Bone Marrow Sampling and Transplants

For certain medical conditions, a health care provider could order a bone marrow biopsy, a diagnostic test of a sample of red bone marrow, or a bone marrow transplant, a treatment in which a donor’s healthy bone marrow—and its stem cells—replaces the faulty or damaged bone marrow of a patient. These tests and procedures are often used to assist in the diagnosis and treatment of various severe forms of anemia, such as thalassemia major and sickle cell anemia, as well as some types of cancer, specifically leukemia.

In the past, when a bone marrow sample or transplant was necessary, the procedure would have required inserting a large-bore needle into the region near the iliac crest of the pelvic bones. This location was preferred, since its location close to the body surface makes it more accessible, and it is relatively isolated from most vital organs. Unfortunately, the procedure is quite painful.
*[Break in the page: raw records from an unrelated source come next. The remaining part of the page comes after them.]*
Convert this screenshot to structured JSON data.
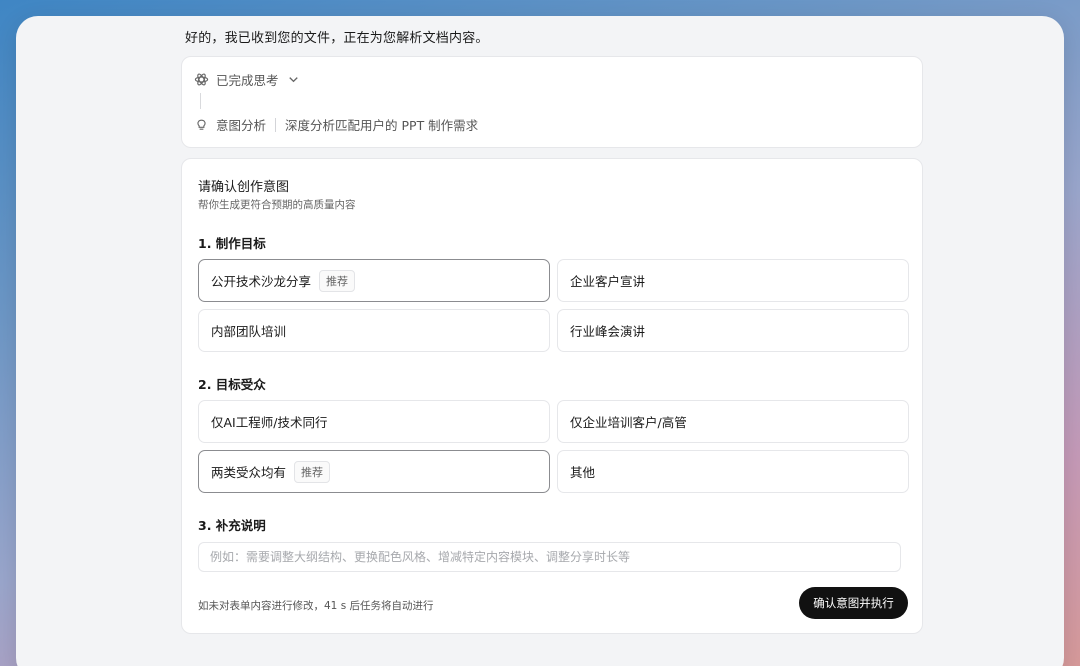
{
  "intro_text": "好的，我已收到您的文件，正在为您解析文档内容。",
  "thinking": {
    "status_label": "已完成思考",
    "step_name": "意图分析",
    "step_desc": "深度分析匹配用户的 PPT 制作需求",
    "icons": {
      "status": "brain-icon",
      "toggle": "chevron-down-icon",
      "step": "lightbulb-icon"
    }
  },
  "form": {
    "title": "请确认创作意图",
    "subtitle": "帮你生成更符合预期的高质量内容",
    "sections": [
      {
        "title": "1. 制作目标",
        "options": [
          {
            "label": "公开技术沙龙分享",
            "tag": "推荐",
            "selected": true
          },
          {
            "label": "企业客户宣讲",
            "selected": false
          },
          {
            "label": "内部团队培训",
            "selected": false
          },
          {
            "label": "行业峰会演讲",
            "selected": false
          }
        ]
      },
      {
        "title": "2. 目标受众",
        "options": [
          {
            "label": "仅AI工程师/技术同行",
            "selected": false
          },
          {
            "label": "仅企业培训客户/高管",
            "selected": false
          },
          {
            "label": "两类受众均有",
            "tag": "推荐",
            "selected": true
          },
          {
            "label": "其他",
            "selected": false
          }
        ]
      },
      {
        "title": "3. 补充说明",
        "placeholder": "例如：需要调整大纲结构、更换配色风格、增减特定内容模块、调整分享时长等",
        "value": ""
      }
    ],
    "footer_note": "如未对表单内容进行修改，41 s 后任务将自动进行",
    "confirm_label": "确认意图并执行"
  }
}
Now, direct sampling of bone marrow can often be avoided. In many cases, stem cells can be isolated in just a few hours from a sample of a patient’s blood. The isolated stem cells are then grown in culture using the appropriate hematopoietic growth factors, and analyzed or sometimes frozen for later use.
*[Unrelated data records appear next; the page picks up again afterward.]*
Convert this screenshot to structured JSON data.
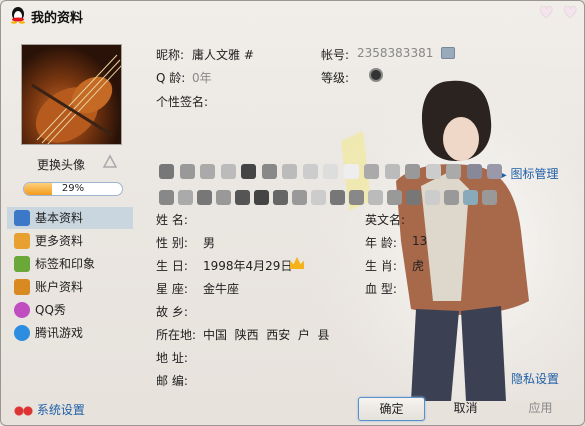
{
  "window": {
    "title": "我的资料"
  },
  "profile": {
    "change_avatar": "更换头像",
    "completion": 29,
    "completion_text": "29%"
  },
  "nav": [
    {
      "label": "基本资料"
    },
    {
      "label": "更多资料"
    },
    {
      "label": "标签和印象"
    },
    {
      "label": "账户资料"
    },
    {
      "label": "QQ秀"
    },
    {
      "label": "腾讯游戏"
    }
  ],
  "system_settings": "系统设置",
  "header": {
    "nickname_label": "昵称:",
    "nickname": "庸人文雅 #",
    "account_label": "帐号:",
    "account": "2358383381",
    "qage_label": "Q 龄:",
    "qage": "0年",
    "level_label": "等级:",
    "signature_label": "个性签名:"
  },
  "icon_manage": "图标管理",
  "fields": {
    "name_label": "姓    名:",
    "gender_label": "性    别:",
    "gender": "男",
    "birthday_label": "生    日:",
    "birthday": "1998年4月29日",
    "constellation_label": "星    座:",
    "constellation": "金牛座",
    "hometown_label": "故    乡:",
    "location_label": "所在地:",
    "location": "中国  陕西  西安  户  县",
    "address_label": "地    址:",
    "zip_label": "邮    编:",
    "english_name_label": "英文名:",
    "age_label": "年    龄:",
    "age": "13",
    "zodiac_label": "生    肖:",
    "zodiac": "虎",
    "blood_label": "血    型:"
  },
  "privacy": "隐私设置",
  "buttons": {
    "ok": "确定",
    "cancel": "取消",
    "apply": "应用"
  },
  "colors": {
    "accent": "#1f5fa8",
    "progress": "#f39b1c",
    "selected_nav": "#c9d5df"
  }
}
For an individual requiring a transplant, a matching donor is essential to prevent the immune system from destroying the donor cells—a phenomenon known as tissue rejection. To treat patients with bone marrow transplants, it is first necessary to destroy the patient’s own diseased marrow through radiation and/or chemotherapy. Donor bone marrow stem cells are then intravenously infused. From the bloodstream, they establish themselves in the recipient’s bone marrow.